Migraine, Head Bumps & Overreaction
As a nearly lifelong Migraineur, I've always been sensitive about getting bumped in the head. Definitely more concerned about it than your average Jane. But in the years since my Migraine Disease transformed from episodic to chronic, my worries about and reactions to head bumps (not to be confused with fist bumps) have become much more intense.
I think it's probably pretty normal to bump your head from time to time. But dealing with frequent Migraine attacks makes me overly worried about how such routine incidents will affect my Migraine attack frequency and severity.
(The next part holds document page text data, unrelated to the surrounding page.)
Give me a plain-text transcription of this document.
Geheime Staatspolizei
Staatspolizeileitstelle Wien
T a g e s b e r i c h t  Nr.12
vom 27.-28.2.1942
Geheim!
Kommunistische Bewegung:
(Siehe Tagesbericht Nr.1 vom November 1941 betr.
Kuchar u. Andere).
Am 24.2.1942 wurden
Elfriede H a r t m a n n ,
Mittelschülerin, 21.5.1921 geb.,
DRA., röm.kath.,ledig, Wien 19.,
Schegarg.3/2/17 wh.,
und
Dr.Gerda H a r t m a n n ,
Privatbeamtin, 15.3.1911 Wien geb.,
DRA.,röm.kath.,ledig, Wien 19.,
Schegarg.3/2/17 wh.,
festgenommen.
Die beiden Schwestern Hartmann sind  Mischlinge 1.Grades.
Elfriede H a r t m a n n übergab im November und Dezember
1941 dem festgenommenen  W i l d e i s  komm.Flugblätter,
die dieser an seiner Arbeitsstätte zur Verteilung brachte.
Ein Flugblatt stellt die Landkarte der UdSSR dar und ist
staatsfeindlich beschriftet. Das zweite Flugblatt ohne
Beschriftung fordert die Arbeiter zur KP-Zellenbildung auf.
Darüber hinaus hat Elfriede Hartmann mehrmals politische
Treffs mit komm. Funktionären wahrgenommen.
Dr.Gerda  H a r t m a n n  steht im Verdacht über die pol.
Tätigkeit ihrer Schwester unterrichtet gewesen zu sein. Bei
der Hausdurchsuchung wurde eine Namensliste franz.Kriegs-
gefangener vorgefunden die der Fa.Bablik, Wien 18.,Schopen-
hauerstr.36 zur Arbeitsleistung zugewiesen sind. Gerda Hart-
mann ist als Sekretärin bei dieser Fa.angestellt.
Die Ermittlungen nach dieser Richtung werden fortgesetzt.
Migraine-associated symptoms like dizziness, vertigo and vision issues complicate matters by making it all too common for me to misjudge a situation and bonk my head or wipe out walking down the stairs in our house.
It's actually to the point that my husband knows and accepts he's not allowed to touch my head, face or neck at all without asking first. My gentle teddy bear of a husband, of all people.
But perhaps the most embarrassing part of this whole confession about head bump paranoia is how angry I feel when I have a mishap. Bumping my head getting in the car can quickly send me into a tailspin of negative, unproductive thoughts. Things like, "This is so unfair!" and "Why can't I do normal things like a normal person?!" and "Can't I please just get a break?!" I'm well aware of my tendency to catastrophize, and this issue certainly triggers that response in me.
So please tell me: Am I alone in any or all of this?